- Supreme Court of the United States

Decided May 4, 2009
- Full case name: Carlsbad Technology, Inc. v. HIF Bio, Inc.
- Citations: 556 U.S. 635 (more)

Holding
- A district court's order remanding a case to state court after declining to exercise supplemental jurisdiction over state-law claims is not a remand for lack of subject-matter jurisdiction. Therefore, the denial may be appealed within the federal system.

Court membership
- Chief Justice John Roberts Associate Justices John P. Stevens · Antonin Scalia Anthony Kennedy · David Souter Clarence Thomas · Ruth Bader Ginsburg Stephen Breyer · Samuel Alito

Case opinions
- Majority: Thomas, joined by unanimous
- Concurrence: Stevens
- Concurrence: Scalia
- Concurrence: Breyer, joined by Souter

= Carlsbad Technology, Inc. v. HIF Bio, Inc. =

Carlsbad Technology, Inc. v. HIF Bio, Inc., , was a United States Supreme Court case in which the court held that a federal district court's order remanding a case to state court after declining to exercise supplemental jurisdiction over state-law claims is not a remand for lack of subject-matter jurisdiction. Therefore, the denial may be appealed within the federal system.

==Background==

HIR Bio filed a state-court suit alleging that Carlsbad Technology had violated state and federal law in connection with a patent dispute. After removing the case to federal District Court under 28 U. S. C. §1441(c), which allows removal if the case includes at least one claim over which the federal court has original jurisdiction, Carlsbad moved to dismiss the suit's only federal claim, which arose under the Racketeer Influenced and Corrupt Organizations Act (RICO). Agreeing that HIF Bio had failed to state a RICO claim upon which relief could be granted, the District Court dismissed the claim; declined to exercise supplemental jurisdiction over the remaining state-law claims under §1367(c)(3), which allows such a course if the court "has dismissed all claims over which it has original jurisdiction"; and remanded the case to state court.

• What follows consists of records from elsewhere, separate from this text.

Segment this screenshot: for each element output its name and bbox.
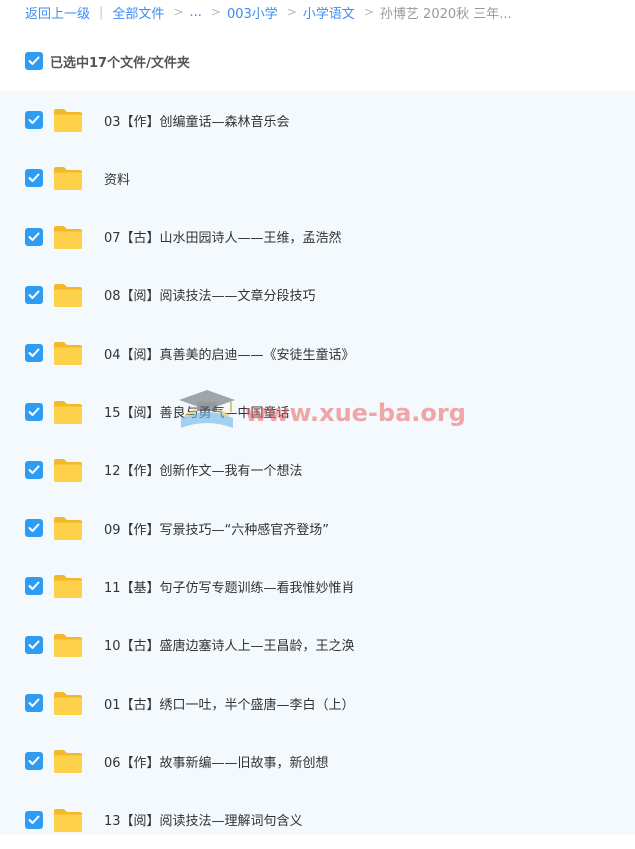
file-row[interactable]: 07【古】山水田园诗人——王维，孟浩然 <box>0 208 635 266</box>
file-name[interactable]: 15【阅】善良与勇气—中国童话 <box>104 402 290 421</box>
file-row[interactable]: 03【作】创编童话—森林音乐会 <box>0 91 635 149</box>
breadcrumb: 返回上一级 | 全部文件 > ... > 003小学 > 小学语文 > 孙博艺 … <box>0 0 635 24</box>
breadcrumb-ellipsis[interactable]: ... <box>189 5 201 20</box>
select-all-checkbox[interactable] <box>25 52 43 70</box>
file-row[interactable]: 09【作】写景技巧—“六种感官齐登场” <box>0 499 635 557</box>
file-row[interactable]: 15【阅】善良与勇气—中国童话 <box>0 383 635 441</box>
check-icon <box>28 348 40 358</box>
row-checkbox[interactable] <box>25 460 43 479</box>
check-icon <box>28 581 40 591</box>
folder-icon <box>54 167 82 191</box>
folder-icon <box>54 458 82 482</box>
file-name[interactable]: 08【阅】阅读技法——文章分段技巧 <box>104 285 316 304</box>
row-checkbox[interactable] <box>25 519 43 538</box>
chevron-right-icon: > <box>286 5 297 19</box>
file-list: 03【作】创编童话—森林音乐会 资料 07【古】山水田园诗人——王维，孟浩然 08【阅… <box>0 91 635 835</box>
folder-icon <box>54 808 82 832</box>
file-name[interactable]: 07【古】山水田园诗人——王维，孟浩然 <box>104 227 342 246</box>
file-row[interactable]: 13【阅】阅读技法—理解词句含义 <box>0 791 635 849</box>
selection-bar: 已选中17个文件/文件夹 <box>25 46 190 76</box>
folder-icon <box>54 692 82 715</box>
row-checkbox[interactable] <box>25 344 43 363</box>
folder-icon <box>54 750 82 774</box>
check-icon <box>28 115 40 124</box>
check-icon <box>28 173 40 183</box>
check-icon <box>28 465 40 474</box>
file-row[interactable]: 08【阅】阅读技法——文章分段技巧 <box>0 266 635 324</box>
file-row[interactable]: 12【作】创新作文—我有一个想法 <box>0 441 635 499</box>
file-name[interactable]: 11【基】句子仿写专题训练—看我惟妙惟肖 <box>104 577 355 596</box>
selection-count-label: 已选中17个文件/文件夹 <box>50 55 190 71</box>
file-row[interactable]: 01【古】绣口一吐，半个盛唐—李白（上） <box>0 674 635 732</box>
file-name[interactable]: 04【阅】真善美的启迪——《安徒生童话》 <box>104 344 355 363</box>
breadcrumb-current: 孙博艺 2020秋 三年... <box>379 6 512 22</box>
folder-icon <box>54 342 82 366</box>
breadcrumb-all-files[interactable]: 全部文件 <box>112 3 164 22</box>
folder-icon <box>54 517 82 541</box>
check-icon <box>28 815 40 824</box>
file-name[interactable]: 12【作】创新作文—我有一个想法 <box>104 460 303 479</box>
check-icon <box>28 523 40 533</box>
folder-icon <box>54 575 82 599</box>
folder-icon <box>54 400 82 424</box>
chevron-right-icon: > <box>173 5 184 19</box>
file-row[interactable]: 06【作】故事新编——旧故事，新创想 <box>0 732 635 790</box>
file-row[interactable]: 资料 <box>0 149 635 207</box>
check-icon <box>28 290 40 299</box>
file-name[interactable]: 10【古】盛唐边塞诗人上—王昌龄，王之涣 <box>104 635 355 654</box>
file-name[interactable]: 01【古】绣口一吐，半个盛唐—李白（上） <box>104 694 355 713</box>
breadcrumb-003[interactable]: 003小学 <box>227 3 278 22</box>
chevron-right-icon: > <box>363 5 374 19</box>
check-icon <box>28 56 40 65</box>
folder-icon <box>54 283 82 307</box>
check-icon <box>28 232 40 241</box>
row-checkbox[interactable] <box>25 285 43 304</box>
row-checkbox[interactable] <box>25 111 43 129</box>
folder-icon <box>54 633 82 657</box>
file-name[interactable]: 09【作】写景技巧—“六种感官齐登场” <box>104 519 329 538</box>
check-icon <box>28 640 40 649</box>
file-name[interactable]: 资料 <box>104 169 130 188</box>
row-checkbox[interactable] <box>25 694 43 712</box>
file-name[interactable]: 13【阅】阅读技法—理解词句含义 <box>104 810 303 829</box>
row-checkbox[interactable] <box>25 227 43 246</box>
row-checkbox[interactable] <box>25 752 43 771</box>
check-icon <box>28 407 40 416</box>
folder-icon <box>54 225 82 249</box>
back-link[interactable]: 返回上一级 <box>25 3 90 22</box>
breadcrumb-divider: | <box>99 4 104 20</box>
row-checkbox[interactable] <box>25 577 43 596</box>
chevron-right-icon: > <box>210 5 221 19</box>
check-icon <box>28 756 40 766</box>
check-icon <box>28 698 40 707</box>
row-checkbox[interactable] <box>25 635 43 654</box>
row-checkbox[interactable] <box>25 810 43 829</box>
file-row[interactable]: 11【基】句子仿写专题训练—看我惟妙惟肖 <box>0 557 635 615</box>
row-checkbox[interactable] <box>25 402 43 421</box>
file-name[interactable]: 03【作】创编童话—森林音乐会 <box>104 111 290 130</box>
file-name[interactable]: 06【作】故事新编——旧故事，新创想 <box>104 752 329 771</box>
row-checkbox[interactable] <box>25 169 43 188</box>
file-row[interactable]: 04【阅】真善美的启迪——《安徒生童话》 <box>0 324 635 382</box>
file-row[interactable]: 10【古】盛唐边塞诗人上—王昌龄，王之涣 <box>0 616 635 674</box>
folder-icon <box>54 109 82 132</box>
breadcrumb-chinese[interactable]: 小学语文 <box>303 3 355 22</box>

The Federal Circuit dismissed Carlsbad's appeal, finding that the remand order could be colorably characterized as based on a "lack of subject matter jurisdiction" over the state-law claims, §1447(c), and was therefore "not reviewable on appeal," §1447(d).

==Opinion of the court==

The Supreme Court issued an opinion on May 4, 2009. The Supreme Court reversed, holding that the Federal Circuit had subject-matter jurisdiction over the subject-matter-jurisdiction appeal.